PFKFB3 expression levels were analyzed in clear cell renal cell carcinoma (ccRCC) tissues, together with its relationship with clinical characteristics of ccRCC. Real-time PCR and Western blot assays were employed for determining PFKFB3 expression in different RCC cell lines. Furthermore, we determined the glycolytic activity by glucose uptake, lactate secretion assay and ECAR analysis. CCK-8 assay, clone formation, flow cytometry and EdU assessments were performed for monitoring tumor proliferative capacity and cell-cycle distribution. Furthermore, a murine xenograft model was employed for investigating the effect of PFKFB3 on tumor growth in vivo.
PFKFB3 was significantly up-regulated in RCC specimens and cell lines in comparison to normal control. Overexpression of PFKFB3 was directly correlated to later TNM stages, thus becoming a robust prognostic biomarker for ccRCC cases. Furthermore, PFKFB3 knockdown suppressed cell glycolysis, proliferative rate and cell-cycle G1/S conversion in RCC cells. Importantly, in vivo experiments confirmed that PFKFB3 knockdown delayed tumor growth derived from the ACHN cell line.
Such results suggest that PFKFB3 is a key molecular player in RCC progression via mediating glycolysis / proliferation and provides a potential therapeutic target against RCC.
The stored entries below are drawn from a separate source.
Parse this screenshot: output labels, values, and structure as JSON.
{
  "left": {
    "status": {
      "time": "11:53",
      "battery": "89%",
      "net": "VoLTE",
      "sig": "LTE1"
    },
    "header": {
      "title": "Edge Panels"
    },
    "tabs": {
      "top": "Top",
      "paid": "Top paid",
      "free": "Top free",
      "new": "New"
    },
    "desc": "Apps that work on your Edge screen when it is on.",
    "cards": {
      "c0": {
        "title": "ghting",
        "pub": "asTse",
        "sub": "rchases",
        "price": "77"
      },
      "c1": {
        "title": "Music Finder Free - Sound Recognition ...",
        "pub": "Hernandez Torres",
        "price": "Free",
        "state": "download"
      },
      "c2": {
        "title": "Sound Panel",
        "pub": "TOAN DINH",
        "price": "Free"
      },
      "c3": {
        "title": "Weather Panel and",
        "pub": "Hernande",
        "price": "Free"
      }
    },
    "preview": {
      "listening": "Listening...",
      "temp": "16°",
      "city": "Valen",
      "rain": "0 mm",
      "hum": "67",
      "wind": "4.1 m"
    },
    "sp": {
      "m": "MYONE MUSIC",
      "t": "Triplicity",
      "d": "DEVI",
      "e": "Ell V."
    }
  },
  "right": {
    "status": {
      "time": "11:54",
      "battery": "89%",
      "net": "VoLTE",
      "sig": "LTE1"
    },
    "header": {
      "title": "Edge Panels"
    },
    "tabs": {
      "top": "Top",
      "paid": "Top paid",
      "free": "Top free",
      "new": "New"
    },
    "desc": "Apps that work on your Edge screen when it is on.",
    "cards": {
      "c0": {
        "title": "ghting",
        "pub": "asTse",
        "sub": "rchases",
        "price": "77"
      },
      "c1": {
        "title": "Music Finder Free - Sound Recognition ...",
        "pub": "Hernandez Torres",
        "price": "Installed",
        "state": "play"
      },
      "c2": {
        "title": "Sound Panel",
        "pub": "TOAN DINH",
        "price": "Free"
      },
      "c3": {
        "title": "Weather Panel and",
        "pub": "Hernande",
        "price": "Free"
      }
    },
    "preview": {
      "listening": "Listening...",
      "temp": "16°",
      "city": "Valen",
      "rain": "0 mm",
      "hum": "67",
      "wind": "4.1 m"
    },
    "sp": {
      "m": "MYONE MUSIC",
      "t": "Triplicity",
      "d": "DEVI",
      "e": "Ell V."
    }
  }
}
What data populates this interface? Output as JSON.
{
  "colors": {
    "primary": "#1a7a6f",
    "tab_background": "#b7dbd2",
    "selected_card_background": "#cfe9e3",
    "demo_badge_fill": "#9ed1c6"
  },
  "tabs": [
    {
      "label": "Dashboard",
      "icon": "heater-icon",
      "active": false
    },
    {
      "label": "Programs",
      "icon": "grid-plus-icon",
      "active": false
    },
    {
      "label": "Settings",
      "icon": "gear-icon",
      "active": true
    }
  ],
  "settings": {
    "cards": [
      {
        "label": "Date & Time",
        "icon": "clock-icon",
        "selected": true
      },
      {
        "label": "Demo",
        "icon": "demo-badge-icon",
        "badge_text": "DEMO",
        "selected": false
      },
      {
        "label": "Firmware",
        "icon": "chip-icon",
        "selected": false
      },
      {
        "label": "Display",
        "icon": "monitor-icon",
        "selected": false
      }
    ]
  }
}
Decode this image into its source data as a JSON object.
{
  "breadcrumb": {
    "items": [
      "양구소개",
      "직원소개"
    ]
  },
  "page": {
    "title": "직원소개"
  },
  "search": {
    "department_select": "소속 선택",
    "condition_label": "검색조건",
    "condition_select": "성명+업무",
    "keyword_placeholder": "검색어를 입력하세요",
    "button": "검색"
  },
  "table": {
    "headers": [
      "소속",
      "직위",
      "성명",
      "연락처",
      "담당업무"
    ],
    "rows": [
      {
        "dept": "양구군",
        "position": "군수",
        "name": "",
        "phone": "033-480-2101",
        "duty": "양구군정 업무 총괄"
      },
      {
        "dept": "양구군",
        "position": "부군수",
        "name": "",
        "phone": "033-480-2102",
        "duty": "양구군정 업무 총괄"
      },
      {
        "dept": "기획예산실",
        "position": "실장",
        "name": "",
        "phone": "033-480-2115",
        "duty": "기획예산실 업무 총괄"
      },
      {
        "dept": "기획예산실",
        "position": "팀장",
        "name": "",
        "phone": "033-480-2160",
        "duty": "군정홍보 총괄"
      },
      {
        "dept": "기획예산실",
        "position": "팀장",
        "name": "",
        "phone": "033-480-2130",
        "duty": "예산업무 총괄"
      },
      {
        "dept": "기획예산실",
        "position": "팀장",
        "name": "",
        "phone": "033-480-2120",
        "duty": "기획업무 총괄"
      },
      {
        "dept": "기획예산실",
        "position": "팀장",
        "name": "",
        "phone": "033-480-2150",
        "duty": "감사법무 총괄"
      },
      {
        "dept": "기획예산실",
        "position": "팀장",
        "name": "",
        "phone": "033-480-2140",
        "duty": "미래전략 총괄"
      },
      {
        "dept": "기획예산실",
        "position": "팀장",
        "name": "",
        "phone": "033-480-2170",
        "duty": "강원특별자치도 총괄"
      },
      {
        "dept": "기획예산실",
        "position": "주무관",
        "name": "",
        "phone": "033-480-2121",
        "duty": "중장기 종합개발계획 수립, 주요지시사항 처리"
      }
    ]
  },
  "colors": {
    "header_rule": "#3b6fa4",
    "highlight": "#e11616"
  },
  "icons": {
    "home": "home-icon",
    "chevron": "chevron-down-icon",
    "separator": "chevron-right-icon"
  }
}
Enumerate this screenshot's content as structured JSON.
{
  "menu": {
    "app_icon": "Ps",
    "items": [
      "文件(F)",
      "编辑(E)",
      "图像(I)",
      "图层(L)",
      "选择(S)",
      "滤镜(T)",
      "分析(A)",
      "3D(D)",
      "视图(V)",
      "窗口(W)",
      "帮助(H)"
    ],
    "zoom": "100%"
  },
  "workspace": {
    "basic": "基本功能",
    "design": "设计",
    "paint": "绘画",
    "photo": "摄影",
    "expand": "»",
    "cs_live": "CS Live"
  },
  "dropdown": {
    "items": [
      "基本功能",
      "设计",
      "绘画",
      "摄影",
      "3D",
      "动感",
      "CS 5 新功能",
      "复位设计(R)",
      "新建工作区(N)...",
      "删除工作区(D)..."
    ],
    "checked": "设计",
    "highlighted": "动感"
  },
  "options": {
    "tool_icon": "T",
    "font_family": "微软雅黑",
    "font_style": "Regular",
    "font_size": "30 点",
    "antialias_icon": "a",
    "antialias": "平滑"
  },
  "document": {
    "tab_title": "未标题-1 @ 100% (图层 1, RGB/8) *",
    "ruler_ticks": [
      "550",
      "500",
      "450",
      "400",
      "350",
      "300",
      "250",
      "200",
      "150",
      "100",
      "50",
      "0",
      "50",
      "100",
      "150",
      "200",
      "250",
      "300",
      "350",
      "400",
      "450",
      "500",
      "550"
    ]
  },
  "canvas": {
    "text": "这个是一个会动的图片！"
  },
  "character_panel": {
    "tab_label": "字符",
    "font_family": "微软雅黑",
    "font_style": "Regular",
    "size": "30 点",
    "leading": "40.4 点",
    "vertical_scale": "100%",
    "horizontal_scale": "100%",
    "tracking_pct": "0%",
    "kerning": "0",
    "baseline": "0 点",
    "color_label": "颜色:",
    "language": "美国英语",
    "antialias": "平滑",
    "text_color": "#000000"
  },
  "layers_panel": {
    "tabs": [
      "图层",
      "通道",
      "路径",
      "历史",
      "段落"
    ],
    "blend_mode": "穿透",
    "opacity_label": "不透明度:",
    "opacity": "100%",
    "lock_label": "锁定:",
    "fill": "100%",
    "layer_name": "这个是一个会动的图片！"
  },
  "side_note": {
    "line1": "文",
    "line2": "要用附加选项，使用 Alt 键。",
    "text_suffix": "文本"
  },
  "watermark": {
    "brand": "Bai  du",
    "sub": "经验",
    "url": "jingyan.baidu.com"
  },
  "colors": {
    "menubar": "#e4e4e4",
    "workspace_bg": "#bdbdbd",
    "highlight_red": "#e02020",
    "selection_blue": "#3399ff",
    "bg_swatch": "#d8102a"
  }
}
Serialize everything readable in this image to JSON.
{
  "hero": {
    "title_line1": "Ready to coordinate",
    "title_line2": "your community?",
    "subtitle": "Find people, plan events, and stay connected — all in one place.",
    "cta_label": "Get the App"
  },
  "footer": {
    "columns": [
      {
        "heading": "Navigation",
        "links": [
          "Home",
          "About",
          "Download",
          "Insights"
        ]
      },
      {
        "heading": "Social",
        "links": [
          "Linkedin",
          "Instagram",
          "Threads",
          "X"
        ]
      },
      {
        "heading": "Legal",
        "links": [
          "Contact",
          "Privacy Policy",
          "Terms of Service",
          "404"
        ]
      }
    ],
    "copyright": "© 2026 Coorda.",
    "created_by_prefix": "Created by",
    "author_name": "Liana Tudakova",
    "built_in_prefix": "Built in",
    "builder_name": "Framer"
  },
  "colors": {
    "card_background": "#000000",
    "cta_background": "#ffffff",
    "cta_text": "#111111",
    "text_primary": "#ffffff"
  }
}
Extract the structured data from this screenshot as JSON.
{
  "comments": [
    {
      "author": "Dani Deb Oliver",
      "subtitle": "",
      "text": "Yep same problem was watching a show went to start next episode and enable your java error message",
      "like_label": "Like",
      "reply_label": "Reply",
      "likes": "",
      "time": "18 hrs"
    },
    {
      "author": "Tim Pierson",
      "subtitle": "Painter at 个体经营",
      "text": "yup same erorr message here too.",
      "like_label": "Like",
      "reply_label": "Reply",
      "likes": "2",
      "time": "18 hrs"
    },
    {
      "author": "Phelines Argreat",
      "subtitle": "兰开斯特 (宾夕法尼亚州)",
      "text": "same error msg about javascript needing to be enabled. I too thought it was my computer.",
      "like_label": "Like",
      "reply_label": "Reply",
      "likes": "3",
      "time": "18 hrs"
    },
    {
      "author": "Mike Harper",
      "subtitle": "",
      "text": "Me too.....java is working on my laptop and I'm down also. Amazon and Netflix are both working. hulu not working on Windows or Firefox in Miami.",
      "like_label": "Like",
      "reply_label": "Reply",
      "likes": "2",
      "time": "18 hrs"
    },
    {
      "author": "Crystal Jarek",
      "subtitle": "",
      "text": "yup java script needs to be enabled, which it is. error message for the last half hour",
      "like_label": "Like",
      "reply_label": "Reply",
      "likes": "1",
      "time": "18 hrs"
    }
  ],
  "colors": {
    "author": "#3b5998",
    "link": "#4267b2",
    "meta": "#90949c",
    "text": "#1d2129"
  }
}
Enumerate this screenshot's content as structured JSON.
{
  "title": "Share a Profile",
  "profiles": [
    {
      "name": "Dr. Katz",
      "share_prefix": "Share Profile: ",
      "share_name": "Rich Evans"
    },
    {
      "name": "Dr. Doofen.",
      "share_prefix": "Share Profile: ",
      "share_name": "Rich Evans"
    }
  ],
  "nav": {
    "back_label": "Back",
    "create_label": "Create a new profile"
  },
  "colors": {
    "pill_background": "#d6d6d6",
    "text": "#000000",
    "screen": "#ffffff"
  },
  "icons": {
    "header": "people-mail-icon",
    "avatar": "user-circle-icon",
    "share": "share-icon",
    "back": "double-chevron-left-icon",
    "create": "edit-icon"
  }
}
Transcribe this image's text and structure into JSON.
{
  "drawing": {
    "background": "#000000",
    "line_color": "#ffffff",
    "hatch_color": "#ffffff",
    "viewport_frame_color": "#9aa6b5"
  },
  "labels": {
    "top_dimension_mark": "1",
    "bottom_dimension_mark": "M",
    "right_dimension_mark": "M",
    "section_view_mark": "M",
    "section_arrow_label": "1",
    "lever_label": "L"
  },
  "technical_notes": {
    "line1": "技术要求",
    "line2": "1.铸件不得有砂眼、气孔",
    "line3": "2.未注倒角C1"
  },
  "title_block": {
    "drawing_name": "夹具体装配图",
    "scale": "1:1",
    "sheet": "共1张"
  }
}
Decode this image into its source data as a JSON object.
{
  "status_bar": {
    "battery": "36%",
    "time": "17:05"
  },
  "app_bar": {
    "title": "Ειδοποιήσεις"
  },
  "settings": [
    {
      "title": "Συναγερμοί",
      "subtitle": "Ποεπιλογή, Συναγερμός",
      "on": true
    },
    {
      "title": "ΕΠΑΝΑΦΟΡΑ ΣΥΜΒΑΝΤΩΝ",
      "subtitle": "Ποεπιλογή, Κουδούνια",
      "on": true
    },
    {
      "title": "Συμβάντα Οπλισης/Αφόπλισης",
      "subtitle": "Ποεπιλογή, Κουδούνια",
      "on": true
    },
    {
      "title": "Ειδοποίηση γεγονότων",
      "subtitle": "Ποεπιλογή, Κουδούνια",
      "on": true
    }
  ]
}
癌细胞为了加剧肿瘤质量和维持不受调节的增殖速率,更倾向于有氧糖酵解。磷酸果糖-2-激酶/果糖-2,6-二磷酸酶 3(PFKFB3)作为一种关键的糖酵解激活剂,已被牵涉到多种肿瘤类型的进展中。然而,PFKFB3 在肾细胞癌(RCC)中的具体功能和临床意义尚不清楚。本研究评估了 PFKFB3 在 RCC 中的作用。
分析了透明细胞肾细胞癌(ccRCC)组织中的 PFKFB3 表达水平及其与 ccRCC 临床特征的关系。采用实时 PCR 和 Western blot 检测不同 RCC 细胞系中 PFKFB3 的表达。此外,通过葡萄糖摄取、乳酸分泌测定和 ECAR 分析来确定糖酵解活性。通过 CCK-8 测定、克隆形成、流式细胞术和 EdU 评估来监测肿瘤增殖能力和细胞周期分布。此外,还构建了一个小鼠异种移植模型来研究 PFKFB3 对体内肿瘤生长的影响。
与正常对照相比,PFKFB3 在 RCC 标本和细胞系中显著上调。PFKFB3 的过表达与较晚的 TNM 分期直接相关,因此成为 ccRCC 病例的一个强有力的预后生物标志物。此外,PFKFB3 敲低抑制了 RCC 细胞的糖酵解、增殖率和细胞周期 G1/S 转换。重要的是,体内实验证实 PFKFB3 敲低延迟了 ACHN 细胞系来源的肿瘤生长。
这些结果表明,PFKFB3 通过调节糖酵解/增殖是 RCC 进展的关键分子参与者,并为治疗 RCC 提供了一个潜在的治疗靶点。